Visioni

Sulle tracce dell’amico nel «teatro» di Palermo

Fuori Concorso Franco Maresco, omaggio a Scaldati

Pubblicato circa 9 anni faEdizione del 11 settembre 2015

Un anno dopo lo straordinario Belluscone. Una storia siciliana, Franco Maresco torna a Venezia fuori concorso con un piccolo film dedicato a Franco Scaldati, drammaturgo e attore di teatro morto a Palermo nel 2013. Progettato come un documentario per Rai5, Gli uomini di questa città io non li conosco. Vita e teatro di Franco Scaldati ha acquisito in corso d’opera un respiro maggiore fino a raggiungere la durata di un lungometraggio. E quello che doveva essere un ritratto d’artista si trasforma in un viaggio nel tempo e, infine, in una storia d’amore. La biografia di Scaldati si identifica in un primo tempo con la storia della città: nato nel 1943 a Montelepre, dove i genitori erano sfollati per sfuggire ai bombardamenti angloamericani, Franco viene raccontato come studente svogliato che entra fortunosamente in contatto con gli intellettuali cittadini lavorando alla sartoria Ferina. Il suo accesso alla cultura è libero e appassionato, una conquista personale profondamente cercata, come in tante biografie intellettuali della sua generazione.

Scoprire Beckett equivale a trovare la chiave per affrontare una materia espressiva dura e mai portata in scena: Il pozzo dei pazzi, nel 1976 mette in scena due matti che si contendono una gallina, ed è il primo tentativo, riuscito, di mettere in contatto la superficie con le profondità nascoste della città. Gli inferi di Palermo, le macerie della modernità, l’evidenza irriducibile di corpi che rifiutano la norma: sono gli stessi elementi che fin dall’inizio popolano la televisione e il cinema di Ciprì e Maresco, i cui non frequenti squarci lirici devono qualcosa a Lucio (1977) e al lato «lunatico» e astratto di Scaldati. Da un certo punto in poi nel film la vicenda di Scaldati, con i suoi riconoscimenti nazionali (i libri, i premi Ubu, la regia di Elio De Capitani) e le testimonianze di Emma Dante, Letizia Battaglia, Goffredo Fofi, Roberto Andò, è contrappuntata con la storia della città.

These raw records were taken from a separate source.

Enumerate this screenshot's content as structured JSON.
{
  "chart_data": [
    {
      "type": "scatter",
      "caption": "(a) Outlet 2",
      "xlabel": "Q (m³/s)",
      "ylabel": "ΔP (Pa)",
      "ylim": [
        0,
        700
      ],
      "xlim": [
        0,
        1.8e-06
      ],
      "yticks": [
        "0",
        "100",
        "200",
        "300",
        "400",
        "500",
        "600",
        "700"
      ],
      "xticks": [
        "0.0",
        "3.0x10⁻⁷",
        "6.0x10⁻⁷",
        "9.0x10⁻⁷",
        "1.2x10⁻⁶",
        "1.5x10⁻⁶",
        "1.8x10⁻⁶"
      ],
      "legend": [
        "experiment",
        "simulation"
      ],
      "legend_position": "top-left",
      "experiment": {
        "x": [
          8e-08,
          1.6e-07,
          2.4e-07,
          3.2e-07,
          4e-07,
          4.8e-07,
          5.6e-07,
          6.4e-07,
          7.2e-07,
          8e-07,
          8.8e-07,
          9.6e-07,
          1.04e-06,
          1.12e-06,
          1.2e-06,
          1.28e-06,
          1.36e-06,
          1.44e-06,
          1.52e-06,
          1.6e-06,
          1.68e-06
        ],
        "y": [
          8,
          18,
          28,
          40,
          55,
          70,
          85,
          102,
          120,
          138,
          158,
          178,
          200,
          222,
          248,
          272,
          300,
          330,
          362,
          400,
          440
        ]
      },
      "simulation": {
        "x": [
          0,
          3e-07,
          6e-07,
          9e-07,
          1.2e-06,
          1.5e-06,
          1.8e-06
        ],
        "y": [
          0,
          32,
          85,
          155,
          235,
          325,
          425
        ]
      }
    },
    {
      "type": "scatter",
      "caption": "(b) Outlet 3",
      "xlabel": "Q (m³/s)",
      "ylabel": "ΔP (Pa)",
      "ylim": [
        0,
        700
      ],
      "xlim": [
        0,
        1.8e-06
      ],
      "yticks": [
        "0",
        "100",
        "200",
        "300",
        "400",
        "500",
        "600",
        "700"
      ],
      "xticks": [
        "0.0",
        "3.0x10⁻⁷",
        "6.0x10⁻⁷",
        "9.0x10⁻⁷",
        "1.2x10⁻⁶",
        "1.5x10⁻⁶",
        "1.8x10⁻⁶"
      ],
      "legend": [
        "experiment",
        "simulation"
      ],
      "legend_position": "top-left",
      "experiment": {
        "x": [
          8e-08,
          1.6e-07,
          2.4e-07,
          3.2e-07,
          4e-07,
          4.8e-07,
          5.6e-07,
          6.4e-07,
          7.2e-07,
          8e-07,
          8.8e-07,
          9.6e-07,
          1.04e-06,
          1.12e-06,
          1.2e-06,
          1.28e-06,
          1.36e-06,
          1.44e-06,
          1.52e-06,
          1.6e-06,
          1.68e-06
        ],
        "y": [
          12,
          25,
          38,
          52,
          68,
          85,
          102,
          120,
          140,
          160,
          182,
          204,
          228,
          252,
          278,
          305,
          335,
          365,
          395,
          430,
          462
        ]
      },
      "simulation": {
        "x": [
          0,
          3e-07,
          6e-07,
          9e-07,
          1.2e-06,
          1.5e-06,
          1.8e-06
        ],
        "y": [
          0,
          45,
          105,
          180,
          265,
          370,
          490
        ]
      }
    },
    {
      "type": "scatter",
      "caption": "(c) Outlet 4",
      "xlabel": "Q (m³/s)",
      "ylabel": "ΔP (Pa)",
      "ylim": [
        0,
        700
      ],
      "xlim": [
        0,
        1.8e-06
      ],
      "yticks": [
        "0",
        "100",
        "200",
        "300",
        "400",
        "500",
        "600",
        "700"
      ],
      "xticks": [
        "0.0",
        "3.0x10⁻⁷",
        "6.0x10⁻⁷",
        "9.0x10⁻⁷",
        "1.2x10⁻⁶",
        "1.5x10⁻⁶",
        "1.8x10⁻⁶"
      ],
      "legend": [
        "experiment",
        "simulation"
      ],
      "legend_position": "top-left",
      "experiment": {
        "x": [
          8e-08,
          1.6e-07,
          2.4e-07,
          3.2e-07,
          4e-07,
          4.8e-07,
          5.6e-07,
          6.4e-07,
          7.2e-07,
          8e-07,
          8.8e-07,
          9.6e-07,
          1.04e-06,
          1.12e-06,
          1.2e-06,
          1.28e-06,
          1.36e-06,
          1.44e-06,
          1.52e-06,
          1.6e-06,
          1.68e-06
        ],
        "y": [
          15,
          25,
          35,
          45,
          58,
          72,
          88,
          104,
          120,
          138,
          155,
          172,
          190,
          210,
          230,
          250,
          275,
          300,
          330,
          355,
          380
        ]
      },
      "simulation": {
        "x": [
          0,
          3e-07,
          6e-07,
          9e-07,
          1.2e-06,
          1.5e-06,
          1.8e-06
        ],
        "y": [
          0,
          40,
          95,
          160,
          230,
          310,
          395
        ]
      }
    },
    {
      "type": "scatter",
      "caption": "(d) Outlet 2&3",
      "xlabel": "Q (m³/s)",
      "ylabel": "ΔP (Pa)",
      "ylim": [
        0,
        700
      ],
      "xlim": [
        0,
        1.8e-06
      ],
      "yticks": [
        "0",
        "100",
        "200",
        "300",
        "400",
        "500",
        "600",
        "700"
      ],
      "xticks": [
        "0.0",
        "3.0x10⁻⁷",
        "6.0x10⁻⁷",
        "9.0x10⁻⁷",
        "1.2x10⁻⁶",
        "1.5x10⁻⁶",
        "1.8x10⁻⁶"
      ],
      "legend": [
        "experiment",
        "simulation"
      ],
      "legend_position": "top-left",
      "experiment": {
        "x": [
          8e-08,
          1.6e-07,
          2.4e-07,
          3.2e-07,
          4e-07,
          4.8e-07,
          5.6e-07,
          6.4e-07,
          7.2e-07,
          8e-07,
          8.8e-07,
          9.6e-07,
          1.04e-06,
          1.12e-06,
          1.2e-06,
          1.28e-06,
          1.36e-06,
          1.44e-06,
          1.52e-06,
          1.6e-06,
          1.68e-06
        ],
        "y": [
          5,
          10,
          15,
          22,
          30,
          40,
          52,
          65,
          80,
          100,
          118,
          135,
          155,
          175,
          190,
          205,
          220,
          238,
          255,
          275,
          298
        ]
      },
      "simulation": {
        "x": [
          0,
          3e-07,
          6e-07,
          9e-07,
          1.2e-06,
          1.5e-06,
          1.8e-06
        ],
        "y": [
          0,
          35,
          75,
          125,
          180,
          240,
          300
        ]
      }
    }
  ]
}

E Palermo per Maresco è il mondo: dalla miseria di Cortile Cascino (ripreso nel 1962 dal celebre documentario di Roemer e Young) agli obbrobri edilizi del boom economico, dalle stragi di mafia alla primavera di Orlando, nel microcosmo cittadino trova teatro l’intera vicenda umana secondo un processo di intensificazione che la rende drammatica e grottesca. Ma é verso la fine che il film ha uno scatto: Scaldati cessa di essere l’autore venerato e si trasforma in sodale di uno straordinario periodo creativo. L’attore compare in molti lavori di Cipri e Maresco, è protagonista insieme a Luigi Burruano di Il ritorno di Cagliostro, con Mimmo Cuticchio ed Enrico Rava è la terza pala d’altare di Viva Palermo e Santa Rosalia, uno spettacolo teatrale portato in giro per l’Italia nel 2006. Maresco, nota Emiliano Morreale nella sua testimonianza, comincia a somigliare fisicamente a Scaldati, e il ricordo di loro due, i lunghi barboni bianchi, che attraversano i vicoli del centro storico nella notte evocando i morti veri e quelli apparenti è irresistibile. Il film si lascia conquistare dall’affetto e nell’identificazione dell’autore con il suo soggetto trova noti malinconiche ma non disperate come in Io sono Tony Scott, ovvero come l’Italia fece fuori il più grande clarinettista del jazz, di tutti il film più simile a questo. Storia d’amore per un grande autore, per un amico, per il teatro, il film mette in condizione lo spettatore di condividerne il privilegio per un’ora e mezza. Cosa chiedere di più?